SI&T being the premier institution for training junior leadership of Pakistan Army, undeniably prides itself to be the custodian of infantry combat culture. It will maintain focus on integrated / combined arms training parameters. SI&T will continue to transform into a “combined arms training intuition” and will contribute to develop thinking leaders with clarity of mind, initiative and foresight. In this regard efforts will be focused on improving intellectual outlook of the students besides imparting hardcore professional training, thus infusing competence to undertake tactical missions under conventional as well sub conventional warfare. The Infantry School will provide a balance fusion of education and training to its alumnae for ambiguous, uncertain and complex threat in the resource constrained environment. Focal point of the entire endeavour will be, “To produce combat worthy Junior Leaders, equipped with requisite professional knowledge and competence to effectively respond to changing / fluid combat situations, through a directive control, by focusing on development of leadership traits and basic skills for conventional and unconventional operations”.

Extra-Curricular Activities

  • School Cinema

    For the recreation of officers a movie is screened every week

  • Saddle Club

    The School has a few riding horses for officers interested in riding

  • Quetta Club

    It is not very far from the School and offers all the recreational facilities of indoor and outdoor games

  • Gymnasiums & Sports Grounds

    For the recreation of officers a movie is screened every week


Over the years, the school campus has been vastly expanded in terms of training, administration and recreational facilities with a view to providing ideal environment to the students. All possible facilities available in the campus are within walking distance.
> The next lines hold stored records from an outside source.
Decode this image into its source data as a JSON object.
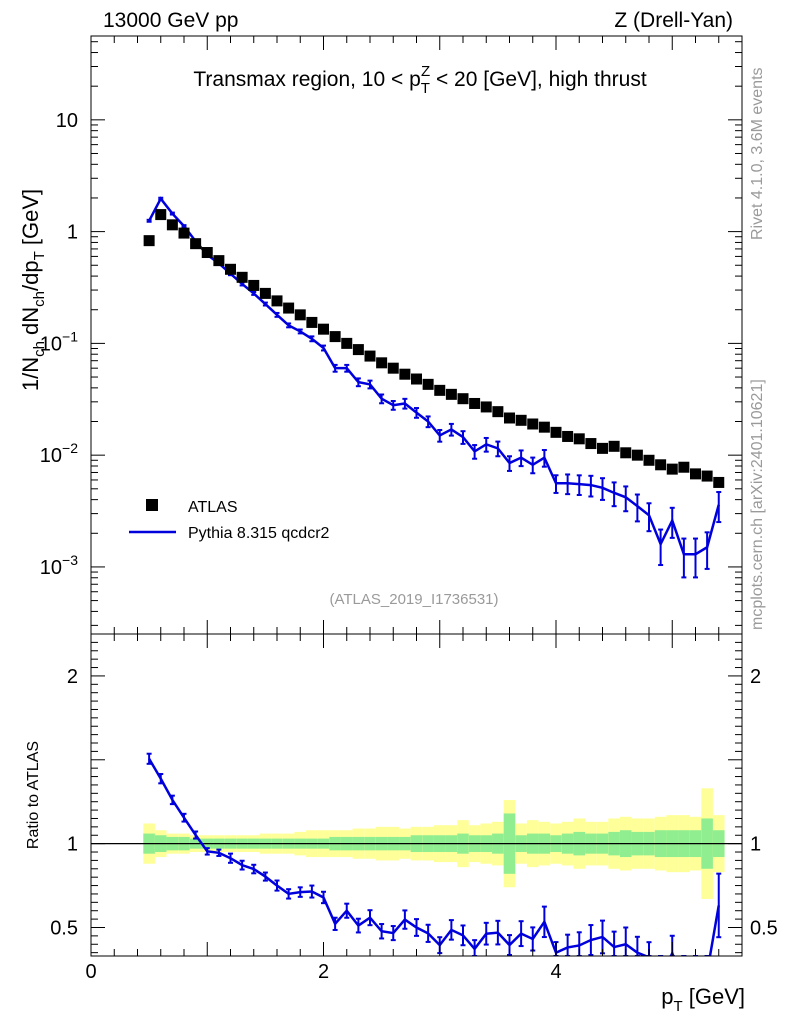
{
  "header": {
    "left": "13000 GeV pp",
    "right": "Z (Drell-Yan)"
  },
  "side": {
    "rivet": "Rivet 4.1.0,  3.6M events",
    "mcplots": "mcplots.cern.ch [arXiv:2401.10621]"
  },
  "chart_data": {
    "type": "scatter",
    "title_parts": {
      "pre": "Transmax region, 10 < p",
      "sup": "Z",
      "sub": "T",
      "post": " < 20 [GeV], high thrust"
    },
    "watermark": "(ATLAS_2019_I1736531)",
    "ylabel_parts": [
      "1/N",
      "ch",
      " dN",
      "ch",
      "/dp",
      "T",
      " [GeV]"
    ],
    "xlabel_parts": [
      "p",
      "T",
      " [GeV]"
    ],
    "ratio_ylabel": "Ratio to ATLAS",
    "xlim": [
      0,
      5.6
    ],
    "ylim_log10": [
      -3.6,
      1.75
    ],
    "ratio_ylim": [
      0.33,
      2.25
    ],
    "x_ticks": [
      {
        "value": 0,
        "label": "0"
      },
      {
        "value": 2,
        "label": "2"
      },
      {
        "value": 4,
        "label": "4"
      }
    ],
    "y_ticks": [
      {
        "exp": 1,
        "label": "10"
      },
      {
        "exp": 0,
        "label": "1"
      },
      {
        "exp": -1,
        "label": "10",
        "sup": "−1"
      },
      {
        "exp": -2,
        "label": "10",
        "sup": "−2"
      },
      {
        "exp": -3,
        "label": "10",
        "sup": "−3"
      }
    ],
    "ratio_ticks": [
      {
        "value": 2,
        "label": "2"
      },
      {
        "value": 1,
        "label": "1"
      },
      {
        "value": 0.5,
        "label": "0.5"
      }
    ],
    "legend": [
      {
        "name": "ATLAS",
        "marker": "square",
        "color": "#000000"
      },
      {
        "name": "Pythia 8.315 qcdcr2",
        "marker": "line",
        "color": "#0000dd"
      }
    ],
    "colors": {
      "data": "#000000",
      "mc": "#0000dd",
      "band_stat": "#90ee90",
      "band_total": "#ffff99"
    },
    "x": [
      0.5,
      0.6,
      0.7,
      0.8,
      0.9,
      1.0,
      1.1,
      1.2,
      1.3,
      1.4,
      1.5,
      1.6,
      1.7,
      1.8,
      1.9,
      2.0,
      2.1,
      2.2,
      2.3,
      2.4,
      2.5,
      2.6,
      2.7,
      2.8,
      2.9,
      3.0,
      3.1,
      3.2,
      3.3,
      3.4,
      3.5,
      3.6,
      3.7,
      3.8,
      3.9,
      4.0,
      4.1,
      4.2,
      4.3,
      4.4,
      4.5,
      4.6,
      4.7,
      4.8,
      4.9,
      5.0,
      5.1,
      5.2,
      5.3,
      5.4
    ],
    "atlas": [
      0.83,
      1.42,
      1.15,
      0.97,
      0.78,
      0.65,
      0.55,
      0.46,
      0.39,
      0.33,
      0.28,
      0.24,
      0.207,
      0.18,
      0.154,
      0.134,
      0.115,
      0.1,
      0.088,
      0.077,
      0.067,
      0.06,
      0.053,
      0.048,
      0.043,
      0.038,
      0.035,
      0.032,
      0.029,
      0.027,
      0.0245,
      0.0215,
      0.0205,
      0.019,
      0.0178,
      0.016,
      0.0147,
      0.014,
      0.0127,
      0.0115,
      0.012,
      0.0105,
      0.01,
      0.009,
      0.0082,
      0.0075,
      0.0078,
      0.0068,
      0.0065,
      0.0057
    ],
    "mc": [
      1.25,
      1.97,
      1.45,
      1.12,
      0.82,
      0.62,
      0.52,
      0.42,
      0.34,
      0.28,
      0.225,
      0.18,
      0.145,
      0.128,
      0.11,
      0.091,
      0.06,
      0.06,
      0.045,
      0.043,
      0.032,
      0.028,
      0.029,
      0.024,
      0.02,
      0.015,
      0.017,
      0.0145,
      0.0108,
      0.0125,
      0.0115,
      0.0085,
      0.0095,
      0.0082,
      0.0095,
      0.0056,
      0.0056,
      0.0055,
      0.0054,
      0.0051,
      0.0046,
      0.0042,
      0.0035,
      0.0029,
      0.0016,
      0.0026,
      0.0013,
      0.0013,
      0.0015,
      0.0036
    ],
    "mc_rel_err": [
      0.02,
      0.02,
      0.02,
      0.02,
      0.02,
      0.02,
      0.02,
      0.03,
      0.03,
      0.03,
      0.03,
      0.04,
      0.04,
      0.04,
      0.05,
      0.05,
      0.07,
      0.07,
      0.08,
      0.08,
      0.09,
      0.09,
      0.1,
      0.1,
      0.11,
      0.12,
      0.12,
      0.13,
      0.14,
      0.14,
      0.15,
      0.15,
      0.16,
      0.16,
      0.17,
      0.18,
      0.2,
      0.2,
      0.21,
      0.22,
      0.24,
      0.25,
      0.27,
      0.28,
      0.35,
      0.3,
      0.38,
      0.38,
      0.36,
      0.3
    ],
    "band_stat": [
      0.06,
      0.05,
      0.04,
      0.04,
      0.03,
      0.03,
      0.03,
      0.03,
      0.03,
      0.03,
      0.03,
      0.03,
      0.03,
      0.03,
      0.03,
      0.03,
      0.04,
      0.04,
      0.04,
      0.04,
      0.04,
      0.04,
      0.04,
      0.05,
      0.05,
      0.05,
      0.05,
      0.06,
      0.05,
      0.05,
      0.06,
      0.18,
      0.05,
      0.06,
      0.06,
      0.05,
      0.06,
      0.07,
      0.06,
      0.06,
      0.07,
      0.08,
      0.07,
      0.07,
      0.08,
      0.08,
      0.08,
      0.08,
      0.15,
      0.08
    ],
    "band_total": [
      0.12,
      0.08,
      0.06,
      0.06,
      0.05,
      0.05,
      0.05,
      0.05,
      0.05,
      0.05,
      0.06,
      0.06,
      0.06,
      0.07,
      0.08,
      0.08,
      0.08,
      0.08,
      0.09,
      0.09,
      0.1,
      0.1,
      0.09,
      0.1,
      0.1,
      0.11,
      0.11,
      0.14,
      0.11,
      0.12,
      0.13,
      0.26,
      0.12,
      0.14,
      0.13,
      0.12,
      0.13,
      0.15,
      0.13,
      0.13,
      0.15,
      0.16,
      0.15,
      0.15,
      0.16,
      0.17,
      0.17,
      0.16,
      0.33,
      0.17
    ]
  }
}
Sufficient residential blocks exist to house the students, besides having well established officers messes, shopping complex, internet cafe, telephone/ telegraph facility and a bank. The architecture of the school presents a tasteful blend of old and new construction which merges well with the surroundings.

Landscaping has been done with great care and the school is proud to have the largest collection of roses in the garrison which adds to its beauty.

The School recognizes the fact that extra curricular activities are an essential part of a student's life. Therefore, participation in a wide and diversified recreational and social activities is encouraged. A wide range of facilities and equipment for cricket, volleyball, baseball, basketball, tennis, squash, gymnasium and riding are offered.

The School is headed by a Major General. It has an Instructional Wing and School Headquarters. The School Headquarter is headed by Colonel General Staff and has two branches, which are General Staff Branch, Adjutant and Quartermaster Branch. General Staff Branch is headed by a Lieutenant Colonel where as Adjutant and Quartermaster Branch is being looked after by two Lieutenant Colonels. A Brigadier, also the Chief Instructor, commands the Instructional Wing. It has four Divisions and a Research and Development Wing.